Omaggio dello scrittore e giornalista Luca Goldoni al grande artista bolognese Dino Sarti (da Esclusi i presenti, Mondadori, Milano, 1973, pp. 131-132):
«Anche la musica leggera, per fortuna, ha qualche sprazzo di anticonformismo: m’è capitato di recente di ascoltare un disco (anzi, l’ellepì, come dicono i conduttori delle trasmissioni canore) inciso da Dino Sarti, tutto in dialetto bolognese. Nella terra dei micidiali epigrammi in vernacolodi Olindo Guerrini, anche le canzoni popolari non sono mai languide, zuccherate, sono storie robuste, ironiche, al massimo tenere. “Par piaseir lasa ster la mi dona”, canta un poveraccio al rivale più intraprendente, “tant, par te l’è un caprezi e gnint alter”.
Oppure riprende l’antica ballata dello scopettaio in loggione che dà in smanie per la Fricci che canta il Mosè, e il signorino in platea è infastidito da tutto quel tifo plebeo: “Se y pias la Fricci, se y vol la Fricci, c’al vada a romper el scatel più in là”; ma lo scopettaio non teme il potente: “Me, que deinter a voi far quel ch’m par, viva la Fricci, viva la Fricci, viva la Fricci, tula com t’vul” (prendila come vuoi).
Ma la vera trovata mi sembra quella di aver tradotto in dialetto emiliano l’incantevole francese di Brel, Bécaud, basti l’esempio della celebre Non, je n’ai rien oublié di Aznavour: “An cherdeva mai piò, d’incuntrerum con te, a passava per d’qué, an so gnanc me per cosa, as ved che jè un desten, cal cumbeina ogni cosa”, canta il dialetto. In italiano sembra di ascoltare una conferenza: “Ma la fatalità predispose le cose, e si rifà con te, dopo che ti ha deluso”.

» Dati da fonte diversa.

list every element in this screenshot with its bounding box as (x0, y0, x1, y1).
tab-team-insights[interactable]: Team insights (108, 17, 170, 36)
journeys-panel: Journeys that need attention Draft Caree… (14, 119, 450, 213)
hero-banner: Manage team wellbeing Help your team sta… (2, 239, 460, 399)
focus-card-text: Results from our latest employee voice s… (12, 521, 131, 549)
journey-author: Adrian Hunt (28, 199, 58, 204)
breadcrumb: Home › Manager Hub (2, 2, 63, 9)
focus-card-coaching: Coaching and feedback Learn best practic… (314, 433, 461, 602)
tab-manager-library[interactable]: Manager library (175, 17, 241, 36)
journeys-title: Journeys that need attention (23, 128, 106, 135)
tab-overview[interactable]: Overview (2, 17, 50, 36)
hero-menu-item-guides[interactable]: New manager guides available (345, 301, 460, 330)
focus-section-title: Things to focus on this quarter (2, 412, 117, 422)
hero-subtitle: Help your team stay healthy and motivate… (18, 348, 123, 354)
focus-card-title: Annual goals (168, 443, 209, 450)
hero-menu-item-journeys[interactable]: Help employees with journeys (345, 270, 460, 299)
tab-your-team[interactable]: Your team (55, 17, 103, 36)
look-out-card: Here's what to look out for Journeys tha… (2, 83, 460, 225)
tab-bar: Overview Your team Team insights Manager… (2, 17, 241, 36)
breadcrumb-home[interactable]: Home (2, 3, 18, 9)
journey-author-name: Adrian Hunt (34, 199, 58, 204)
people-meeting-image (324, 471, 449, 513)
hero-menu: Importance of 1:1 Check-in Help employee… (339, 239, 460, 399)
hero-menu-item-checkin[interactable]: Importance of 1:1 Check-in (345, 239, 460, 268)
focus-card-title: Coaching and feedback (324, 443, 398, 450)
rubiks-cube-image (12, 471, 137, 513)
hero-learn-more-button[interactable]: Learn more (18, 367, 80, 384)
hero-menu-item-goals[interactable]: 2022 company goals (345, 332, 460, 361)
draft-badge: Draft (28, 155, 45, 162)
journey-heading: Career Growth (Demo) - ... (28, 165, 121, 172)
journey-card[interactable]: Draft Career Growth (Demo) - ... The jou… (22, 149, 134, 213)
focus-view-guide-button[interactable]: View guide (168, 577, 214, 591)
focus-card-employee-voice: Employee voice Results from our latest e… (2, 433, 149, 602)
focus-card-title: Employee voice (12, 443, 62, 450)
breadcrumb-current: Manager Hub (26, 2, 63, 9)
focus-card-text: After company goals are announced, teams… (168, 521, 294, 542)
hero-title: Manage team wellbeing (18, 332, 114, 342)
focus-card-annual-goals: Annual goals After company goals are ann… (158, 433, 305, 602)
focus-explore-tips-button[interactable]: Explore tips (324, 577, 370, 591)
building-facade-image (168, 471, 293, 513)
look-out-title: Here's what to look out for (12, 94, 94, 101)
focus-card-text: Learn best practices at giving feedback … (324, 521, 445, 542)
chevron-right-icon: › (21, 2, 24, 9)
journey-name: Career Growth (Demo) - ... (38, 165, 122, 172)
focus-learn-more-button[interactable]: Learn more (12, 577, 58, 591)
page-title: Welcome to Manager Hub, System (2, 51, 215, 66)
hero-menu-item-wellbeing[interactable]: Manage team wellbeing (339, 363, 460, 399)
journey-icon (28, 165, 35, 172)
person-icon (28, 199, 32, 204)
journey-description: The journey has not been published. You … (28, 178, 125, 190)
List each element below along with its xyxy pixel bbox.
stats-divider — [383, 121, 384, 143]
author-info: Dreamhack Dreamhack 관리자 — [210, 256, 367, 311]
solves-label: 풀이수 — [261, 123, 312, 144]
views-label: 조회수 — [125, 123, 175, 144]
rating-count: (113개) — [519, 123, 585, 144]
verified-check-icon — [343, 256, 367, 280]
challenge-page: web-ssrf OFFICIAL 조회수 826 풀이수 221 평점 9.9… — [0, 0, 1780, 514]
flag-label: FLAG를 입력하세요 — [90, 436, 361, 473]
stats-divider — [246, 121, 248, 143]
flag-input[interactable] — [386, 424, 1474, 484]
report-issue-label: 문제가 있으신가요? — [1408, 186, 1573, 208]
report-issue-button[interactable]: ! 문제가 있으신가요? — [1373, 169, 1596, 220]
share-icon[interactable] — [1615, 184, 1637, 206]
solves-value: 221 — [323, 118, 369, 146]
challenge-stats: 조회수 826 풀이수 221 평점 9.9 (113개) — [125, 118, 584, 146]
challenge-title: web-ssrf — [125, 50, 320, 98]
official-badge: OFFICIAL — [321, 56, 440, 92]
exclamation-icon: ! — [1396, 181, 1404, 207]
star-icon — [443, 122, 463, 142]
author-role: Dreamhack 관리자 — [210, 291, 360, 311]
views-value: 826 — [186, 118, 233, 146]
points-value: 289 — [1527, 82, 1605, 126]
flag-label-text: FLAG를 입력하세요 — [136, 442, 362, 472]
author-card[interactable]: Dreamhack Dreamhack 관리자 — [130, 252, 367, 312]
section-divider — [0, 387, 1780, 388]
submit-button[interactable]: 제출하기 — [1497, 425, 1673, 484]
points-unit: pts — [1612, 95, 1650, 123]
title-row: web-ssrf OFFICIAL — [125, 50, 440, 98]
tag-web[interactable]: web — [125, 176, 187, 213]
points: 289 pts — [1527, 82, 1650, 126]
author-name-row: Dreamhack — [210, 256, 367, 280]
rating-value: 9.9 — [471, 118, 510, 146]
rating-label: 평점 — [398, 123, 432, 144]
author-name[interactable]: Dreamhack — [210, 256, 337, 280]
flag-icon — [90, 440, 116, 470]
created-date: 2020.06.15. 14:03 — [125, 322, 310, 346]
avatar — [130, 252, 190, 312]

La civiltà della parola ormai si è rifugiata nel dialetto. mentre le tavole rotonde evidenziano che il problema è a monte, o a valle, o a livello, o all’interno del discorso, che in ogni caso va portato avanti; mentre i politici convengono sull’opportunità di flessibilizzare atteggiamenti troppo congelati, o egemonizzano, o focalizzano il nuovo aperturismo da un’angolazione ottimale; mentre gli ineffabili parolieri ritmano sulle dita “Ho sognato che il tuo amore risplendeva nel mio cuore” e si lanciano ora al furioso arrembaggio del farlamore; mentre la lingua italiana continua ad esser sterilizzata da microcefali vari, nel dialetto resta qualcosa di vivo e di credibile».